Minister of Finance Ahmed Kouchouk said Egypt will implement a second package of tax facilitation measures immediately after the legislation is officially promulgated. "We have delivered on every commitment we made," Kouchouk said in a Ministry statement released on Thursday July 2, 2026.
The Minister said the second package allows the solidarity contribution to be treated as a tax-deductible expense, reducing the tax burden on taxpayers. He added that value-added tax (VAT) will not be levied on transit goods or services related to them, in a move aimed at promoting transit trade and strengthening Egypt's position as a regional logistics hub.
"Companies providing non-banking financial services, regardless of their regulatory authority, as well as financial services offered by the National Postal Authority, will also be exempt from VAT," Kouchouk said. He added the package extends the suspension of VAT payments on machinery, industrial production equipment and medical devices to four years from two years to support industry and investment.
"VAT on medical devices will be reduced to 5% from 14%, while production inputs for dialysis machines, kidney filters and their components, as well as inputs used in the manufacture of prosthetic, wearable and implantable medical devices, will be exempt from VAT," the Minister noted.

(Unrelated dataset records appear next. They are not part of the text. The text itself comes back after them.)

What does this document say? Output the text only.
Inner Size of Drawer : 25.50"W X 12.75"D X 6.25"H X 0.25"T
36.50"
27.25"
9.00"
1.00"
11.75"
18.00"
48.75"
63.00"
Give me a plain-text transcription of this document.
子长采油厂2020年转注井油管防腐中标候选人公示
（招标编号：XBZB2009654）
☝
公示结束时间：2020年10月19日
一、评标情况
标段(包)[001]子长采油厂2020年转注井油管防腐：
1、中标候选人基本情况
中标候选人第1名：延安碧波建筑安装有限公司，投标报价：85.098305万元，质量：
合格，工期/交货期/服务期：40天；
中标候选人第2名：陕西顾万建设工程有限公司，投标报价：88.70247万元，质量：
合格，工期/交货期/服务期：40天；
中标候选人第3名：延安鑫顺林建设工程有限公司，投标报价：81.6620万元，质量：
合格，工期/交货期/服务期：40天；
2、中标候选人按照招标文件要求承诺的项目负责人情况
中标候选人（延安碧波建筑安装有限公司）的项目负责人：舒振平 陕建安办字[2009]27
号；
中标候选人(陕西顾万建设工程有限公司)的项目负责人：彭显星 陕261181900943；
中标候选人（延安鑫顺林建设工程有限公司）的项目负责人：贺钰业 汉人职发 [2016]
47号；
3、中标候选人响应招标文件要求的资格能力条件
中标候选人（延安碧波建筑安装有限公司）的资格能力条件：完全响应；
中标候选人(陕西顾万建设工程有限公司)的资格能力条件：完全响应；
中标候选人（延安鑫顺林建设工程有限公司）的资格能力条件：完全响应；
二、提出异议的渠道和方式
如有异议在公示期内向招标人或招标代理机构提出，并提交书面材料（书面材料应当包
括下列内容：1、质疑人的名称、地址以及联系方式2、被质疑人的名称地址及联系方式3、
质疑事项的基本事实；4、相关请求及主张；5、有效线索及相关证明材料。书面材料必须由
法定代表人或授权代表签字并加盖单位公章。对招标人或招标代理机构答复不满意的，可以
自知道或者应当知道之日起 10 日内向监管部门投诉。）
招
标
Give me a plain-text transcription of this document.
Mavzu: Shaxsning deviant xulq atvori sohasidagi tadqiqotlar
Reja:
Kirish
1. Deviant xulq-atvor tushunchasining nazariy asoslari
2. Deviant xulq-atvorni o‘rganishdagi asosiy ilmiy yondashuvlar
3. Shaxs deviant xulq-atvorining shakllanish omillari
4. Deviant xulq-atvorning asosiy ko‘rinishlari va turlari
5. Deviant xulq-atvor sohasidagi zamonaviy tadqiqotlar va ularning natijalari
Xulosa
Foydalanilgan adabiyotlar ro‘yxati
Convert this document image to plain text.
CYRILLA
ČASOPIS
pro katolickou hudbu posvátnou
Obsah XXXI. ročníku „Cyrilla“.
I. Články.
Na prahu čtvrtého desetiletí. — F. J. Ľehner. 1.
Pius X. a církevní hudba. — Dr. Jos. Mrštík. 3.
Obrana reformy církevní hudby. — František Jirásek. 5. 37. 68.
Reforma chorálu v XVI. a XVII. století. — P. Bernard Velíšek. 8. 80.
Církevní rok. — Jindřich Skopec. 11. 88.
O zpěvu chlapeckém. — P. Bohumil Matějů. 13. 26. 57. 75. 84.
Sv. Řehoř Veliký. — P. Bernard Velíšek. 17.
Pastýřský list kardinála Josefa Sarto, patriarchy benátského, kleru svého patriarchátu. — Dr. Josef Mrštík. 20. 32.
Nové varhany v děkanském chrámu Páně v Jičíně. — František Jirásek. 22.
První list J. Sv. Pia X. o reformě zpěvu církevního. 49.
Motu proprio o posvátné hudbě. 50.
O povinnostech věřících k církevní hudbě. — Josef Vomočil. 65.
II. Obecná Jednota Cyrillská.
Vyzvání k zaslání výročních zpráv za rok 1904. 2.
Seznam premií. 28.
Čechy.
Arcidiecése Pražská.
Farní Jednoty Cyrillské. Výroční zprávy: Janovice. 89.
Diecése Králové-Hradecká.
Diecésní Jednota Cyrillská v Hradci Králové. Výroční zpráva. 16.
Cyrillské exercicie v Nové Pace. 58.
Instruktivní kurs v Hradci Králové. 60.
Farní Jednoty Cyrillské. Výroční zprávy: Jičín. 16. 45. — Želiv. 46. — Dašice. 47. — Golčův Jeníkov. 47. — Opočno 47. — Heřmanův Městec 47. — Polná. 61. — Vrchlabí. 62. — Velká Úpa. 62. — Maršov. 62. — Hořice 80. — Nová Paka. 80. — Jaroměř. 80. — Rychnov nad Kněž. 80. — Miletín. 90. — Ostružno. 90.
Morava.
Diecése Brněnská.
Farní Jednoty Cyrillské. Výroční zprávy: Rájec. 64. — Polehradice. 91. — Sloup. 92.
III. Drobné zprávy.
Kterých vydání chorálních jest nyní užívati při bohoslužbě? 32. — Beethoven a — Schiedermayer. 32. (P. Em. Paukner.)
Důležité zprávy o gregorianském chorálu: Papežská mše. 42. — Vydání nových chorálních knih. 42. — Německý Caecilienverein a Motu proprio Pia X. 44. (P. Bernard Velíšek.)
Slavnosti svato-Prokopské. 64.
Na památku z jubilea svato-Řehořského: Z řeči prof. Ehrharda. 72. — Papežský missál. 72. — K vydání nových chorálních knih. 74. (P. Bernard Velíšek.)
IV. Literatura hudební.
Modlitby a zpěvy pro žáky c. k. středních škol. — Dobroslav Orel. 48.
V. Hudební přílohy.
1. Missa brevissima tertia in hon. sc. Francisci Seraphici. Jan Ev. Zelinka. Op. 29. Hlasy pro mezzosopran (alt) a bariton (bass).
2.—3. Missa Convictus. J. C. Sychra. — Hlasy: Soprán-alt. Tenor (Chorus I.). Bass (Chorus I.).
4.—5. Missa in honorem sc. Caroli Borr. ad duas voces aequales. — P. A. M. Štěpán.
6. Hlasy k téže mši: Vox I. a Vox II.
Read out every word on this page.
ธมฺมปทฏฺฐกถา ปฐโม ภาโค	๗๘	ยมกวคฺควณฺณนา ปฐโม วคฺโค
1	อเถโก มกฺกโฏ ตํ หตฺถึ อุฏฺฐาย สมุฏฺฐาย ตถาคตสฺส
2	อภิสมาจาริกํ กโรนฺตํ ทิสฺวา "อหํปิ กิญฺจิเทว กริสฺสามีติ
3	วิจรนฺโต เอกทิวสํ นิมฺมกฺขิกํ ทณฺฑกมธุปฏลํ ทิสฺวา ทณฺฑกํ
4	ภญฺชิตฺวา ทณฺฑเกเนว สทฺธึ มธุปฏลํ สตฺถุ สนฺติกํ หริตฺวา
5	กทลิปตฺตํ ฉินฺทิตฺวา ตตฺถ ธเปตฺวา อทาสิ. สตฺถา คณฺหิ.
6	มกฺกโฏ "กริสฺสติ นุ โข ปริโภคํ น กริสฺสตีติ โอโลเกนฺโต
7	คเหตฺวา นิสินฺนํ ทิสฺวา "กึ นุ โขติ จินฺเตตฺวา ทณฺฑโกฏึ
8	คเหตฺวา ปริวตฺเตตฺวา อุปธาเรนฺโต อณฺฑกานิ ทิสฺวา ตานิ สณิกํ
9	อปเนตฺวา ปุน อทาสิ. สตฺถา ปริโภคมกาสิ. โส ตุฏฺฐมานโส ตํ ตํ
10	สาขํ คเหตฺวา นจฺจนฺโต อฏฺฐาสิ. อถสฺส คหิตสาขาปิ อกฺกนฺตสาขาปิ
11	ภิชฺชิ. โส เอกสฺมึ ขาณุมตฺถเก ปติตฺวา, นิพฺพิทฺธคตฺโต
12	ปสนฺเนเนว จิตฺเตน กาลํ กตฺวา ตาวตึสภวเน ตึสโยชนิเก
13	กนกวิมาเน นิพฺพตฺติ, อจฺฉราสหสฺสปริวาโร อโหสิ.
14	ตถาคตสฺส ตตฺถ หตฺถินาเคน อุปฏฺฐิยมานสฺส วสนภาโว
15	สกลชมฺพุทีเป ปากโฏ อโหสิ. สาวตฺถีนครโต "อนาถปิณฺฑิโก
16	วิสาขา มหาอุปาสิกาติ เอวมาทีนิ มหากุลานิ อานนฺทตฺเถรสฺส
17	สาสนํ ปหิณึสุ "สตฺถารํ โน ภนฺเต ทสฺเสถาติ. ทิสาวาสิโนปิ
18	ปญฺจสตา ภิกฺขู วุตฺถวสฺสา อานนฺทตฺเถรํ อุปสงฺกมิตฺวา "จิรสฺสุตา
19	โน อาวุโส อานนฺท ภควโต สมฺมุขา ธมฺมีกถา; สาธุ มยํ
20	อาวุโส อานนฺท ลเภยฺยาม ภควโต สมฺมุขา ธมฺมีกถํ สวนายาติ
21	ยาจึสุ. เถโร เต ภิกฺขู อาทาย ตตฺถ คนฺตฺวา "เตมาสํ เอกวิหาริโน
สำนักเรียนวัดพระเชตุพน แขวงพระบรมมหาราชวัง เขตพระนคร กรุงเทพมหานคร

Kouchouk said that the measures also shorten VAT refund periods, allowing businesses under the simplified tax regime to recover excess tax credits after three months instead of six, while other businesses will receive refunds within four months rather than six to improve liquidity.
The legislation also introduces a three-year incentive to encourage companies to list on the stock exchange and replaces the capital gains tax on securities with a stamp duty, a measure intended to reduce costs and stimulate investment and trading, according to the minister.
“Stamp duty on non-resident investors will be reduced to 0.5 per thousand from 1.25 per thousand to ensure equal treatment with resident investors,” he said. The package also provides an incentive equivalent to the Central Bank of Egypt's lending and discount rate, to be added to the acquisition cost of unlisted securities held for at least three years before disposal.
Kouchouk said that the measures prevent double taxation on dividend distributions between Egyptian parent companies and subsidiaries by allowing tax to be collected only once. They also increase the deductible interest expense on loans extended to companies participating in national infrastructure projects to lower financing costs.